This LER is being submitted in accordance with 10 CFR 50.73(a)(2)(iv)(A), which requires the reporting of any event or condition that resulted in manual or automatic actuation of the reactor protection system (RPS), including reactor scram or reactor trip.

E. CORRECTIVE ACTIONS

The steam leak on the 2A Offgas preheater drain trap was repaired.

Unit 2A SJAE sensing lines for auxiliary steam were blown down to remove any accumulated debris.

Units 1 and 2 SJAE sensing lines for auxiliary steam will be blown down periodically to remove any accumulated debris.

Unit 2A SJAE relief valve will be inspected or replaced.

Reviews of other Performance Centered Maintenance critical instruments on Main Steam, Feedwater Heaters, Gland Seal, Offgas, and Extraction Steam will be performed to determine if the loop calibration methodology for the preventive maintenance task requires a blowdown of the pressure sensing lines.

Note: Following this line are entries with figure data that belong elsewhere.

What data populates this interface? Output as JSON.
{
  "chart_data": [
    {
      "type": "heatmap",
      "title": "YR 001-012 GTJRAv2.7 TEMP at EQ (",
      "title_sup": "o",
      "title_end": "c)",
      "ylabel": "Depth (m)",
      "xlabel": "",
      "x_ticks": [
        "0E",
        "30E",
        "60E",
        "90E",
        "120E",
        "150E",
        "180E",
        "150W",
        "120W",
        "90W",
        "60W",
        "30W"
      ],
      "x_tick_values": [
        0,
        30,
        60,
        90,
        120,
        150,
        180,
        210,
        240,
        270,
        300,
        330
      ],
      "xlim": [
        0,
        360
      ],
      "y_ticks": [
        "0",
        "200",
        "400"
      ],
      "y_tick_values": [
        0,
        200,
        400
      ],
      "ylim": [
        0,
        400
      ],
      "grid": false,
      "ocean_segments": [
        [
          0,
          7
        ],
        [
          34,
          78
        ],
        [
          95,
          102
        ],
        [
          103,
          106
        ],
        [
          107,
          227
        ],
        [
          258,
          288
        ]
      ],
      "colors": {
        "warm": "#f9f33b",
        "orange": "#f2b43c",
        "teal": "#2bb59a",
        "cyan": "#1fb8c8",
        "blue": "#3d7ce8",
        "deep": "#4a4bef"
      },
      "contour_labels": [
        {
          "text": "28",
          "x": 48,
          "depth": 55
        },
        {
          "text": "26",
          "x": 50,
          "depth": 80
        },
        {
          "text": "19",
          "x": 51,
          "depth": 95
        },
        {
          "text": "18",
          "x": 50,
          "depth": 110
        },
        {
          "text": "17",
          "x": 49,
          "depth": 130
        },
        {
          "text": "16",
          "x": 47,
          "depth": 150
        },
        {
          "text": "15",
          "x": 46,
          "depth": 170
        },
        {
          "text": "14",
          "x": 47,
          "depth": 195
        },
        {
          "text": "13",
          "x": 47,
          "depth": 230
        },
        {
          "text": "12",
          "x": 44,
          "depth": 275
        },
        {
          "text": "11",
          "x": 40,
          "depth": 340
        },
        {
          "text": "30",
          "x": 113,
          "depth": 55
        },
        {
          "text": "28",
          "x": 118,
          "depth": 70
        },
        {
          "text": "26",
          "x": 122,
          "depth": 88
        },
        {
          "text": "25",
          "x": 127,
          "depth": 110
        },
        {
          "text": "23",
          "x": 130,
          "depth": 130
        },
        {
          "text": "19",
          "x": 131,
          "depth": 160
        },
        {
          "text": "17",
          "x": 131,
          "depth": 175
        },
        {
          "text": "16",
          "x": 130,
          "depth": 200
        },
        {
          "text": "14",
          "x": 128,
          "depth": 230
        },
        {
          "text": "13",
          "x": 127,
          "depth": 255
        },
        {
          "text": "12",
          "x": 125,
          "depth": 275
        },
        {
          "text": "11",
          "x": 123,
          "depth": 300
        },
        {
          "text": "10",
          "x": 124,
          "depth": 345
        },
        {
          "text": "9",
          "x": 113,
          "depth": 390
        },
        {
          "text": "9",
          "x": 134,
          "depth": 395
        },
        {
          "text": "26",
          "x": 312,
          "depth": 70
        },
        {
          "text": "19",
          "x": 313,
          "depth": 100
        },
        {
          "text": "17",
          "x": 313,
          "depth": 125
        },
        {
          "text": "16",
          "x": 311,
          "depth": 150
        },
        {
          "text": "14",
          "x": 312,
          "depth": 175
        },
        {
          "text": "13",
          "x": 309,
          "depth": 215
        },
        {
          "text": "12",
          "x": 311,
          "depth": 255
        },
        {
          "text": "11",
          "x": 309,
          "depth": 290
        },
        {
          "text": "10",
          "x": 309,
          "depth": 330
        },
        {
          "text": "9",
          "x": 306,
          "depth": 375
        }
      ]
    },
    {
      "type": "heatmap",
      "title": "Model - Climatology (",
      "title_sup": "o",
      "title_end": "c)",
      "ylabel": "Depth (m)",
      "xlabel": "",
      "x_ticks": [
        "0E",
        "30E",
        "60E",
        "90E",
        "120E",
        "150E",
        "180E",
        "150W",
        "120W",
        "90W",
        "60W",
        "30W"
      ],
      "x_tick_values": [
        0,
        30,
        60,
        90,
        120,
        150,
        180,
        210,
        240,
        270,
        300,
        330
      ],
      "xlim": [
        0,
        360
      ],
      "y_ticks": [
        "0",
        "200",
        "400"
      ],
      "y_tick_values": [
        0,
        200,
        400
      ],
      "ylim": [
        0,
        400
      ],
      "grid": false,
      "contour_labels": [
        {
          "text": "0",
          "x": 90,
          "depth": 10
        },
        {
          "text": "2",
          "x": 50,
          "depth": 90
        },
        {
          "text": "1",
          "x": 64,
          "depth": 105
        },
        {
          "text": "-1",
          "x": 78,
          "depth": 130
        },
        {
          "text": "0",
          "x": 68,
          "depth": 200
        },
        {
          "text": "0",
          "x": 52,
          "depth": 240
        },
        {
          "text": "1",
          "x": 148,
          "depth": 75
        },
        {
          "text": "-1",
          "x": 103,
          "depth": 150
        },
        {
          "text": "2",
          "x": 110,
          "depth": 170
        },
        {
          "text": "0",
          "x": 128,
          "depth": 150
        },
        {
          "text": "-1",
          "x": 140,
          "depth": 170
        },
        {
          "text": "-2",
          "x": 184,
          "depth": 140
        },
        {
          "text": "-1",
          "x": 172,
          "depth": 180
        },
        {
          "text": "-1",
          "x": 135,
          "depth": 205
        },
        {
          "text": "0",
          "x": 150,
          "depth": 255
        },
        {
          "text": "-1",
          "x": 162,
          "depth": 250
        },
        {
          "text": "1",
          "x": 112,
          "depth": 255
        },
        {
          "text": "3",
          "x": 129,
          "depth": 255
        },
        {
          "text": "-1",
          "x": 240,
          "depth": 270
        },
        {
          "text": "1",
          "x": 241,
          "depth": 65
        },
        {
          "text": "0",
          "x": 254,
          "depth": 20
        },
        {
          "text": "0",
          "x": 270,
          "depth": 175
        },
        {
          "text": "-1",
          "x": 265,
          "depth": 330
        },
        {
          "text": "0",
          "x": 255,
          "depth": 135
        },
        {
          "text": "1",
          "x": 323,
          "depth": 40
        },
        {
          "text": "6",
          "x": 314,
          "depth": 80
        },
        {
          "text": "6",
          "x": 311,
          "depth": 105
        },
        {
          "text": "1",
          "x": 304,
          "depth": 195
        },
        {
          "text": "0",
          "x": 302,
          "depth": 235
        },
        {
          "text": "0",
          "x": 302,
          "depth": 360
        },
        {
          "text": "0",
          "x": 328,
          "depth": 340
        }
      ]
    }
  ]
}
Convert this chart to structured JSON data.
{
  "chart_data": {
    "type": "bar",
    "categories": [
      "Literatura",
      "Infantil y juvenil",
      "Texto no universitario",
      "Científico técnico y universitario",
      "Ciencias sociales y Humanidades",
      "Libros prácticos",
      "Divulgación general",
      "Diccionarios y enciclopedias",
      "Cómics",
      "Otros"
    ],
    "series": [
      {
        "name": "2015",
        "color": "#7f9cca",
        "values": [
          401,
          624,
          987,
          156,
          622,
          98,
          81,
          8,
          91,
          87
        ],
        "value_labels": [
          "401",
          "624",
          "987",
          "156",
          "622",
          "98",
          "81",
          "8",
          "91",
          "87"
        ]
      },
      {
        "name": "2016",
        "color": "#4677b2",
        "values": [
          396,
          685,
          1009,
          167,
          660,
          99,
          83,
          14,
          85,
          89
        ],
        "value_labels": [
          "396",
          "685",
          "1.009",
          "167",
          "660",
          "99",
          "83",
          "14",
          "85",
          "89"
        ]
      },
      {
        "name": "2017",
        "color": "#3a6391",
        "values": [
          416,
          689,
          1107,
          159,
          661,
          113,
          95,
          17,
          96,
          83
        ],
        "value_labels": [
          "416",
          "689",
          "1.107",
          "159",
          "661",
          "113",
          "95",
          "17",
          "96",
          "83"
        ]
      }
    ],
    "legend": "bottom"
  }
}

Extent of Cause is limited to the methodology for calibrating pressure control valves in the auxiliary steam system that are subject to system internal corrosion product intrusion into the pressure sensing line.

F. PREVIOUS OCCURRENCES

No prior incidents involving a controller failure due to plugged sensing lines or a control valve failure due to plugged sensing lines were identified at Quad Cities over the past five years.

There were several instances of SJAE related issues over the past five years, however, they were not applicable to this event since they were focused on administrative issues, changes in dose rates, modification testing, or offgas noncondensible gas flow. None of these issues caused a loss of condenser vacuum due to SJAE efficiency losses from pressure control valve failures.

G. COMPONENT FAILURE DATA

The 2A SJAE pressure control valve (PCV 2-3099-29) is manufactured by Fisher Controls as Model Number 4160-657-DBQ. This is a 2.0 inch carbon steel M-Form valve with a 1500 psig rating, and a service rating for steam at 300-950 psig.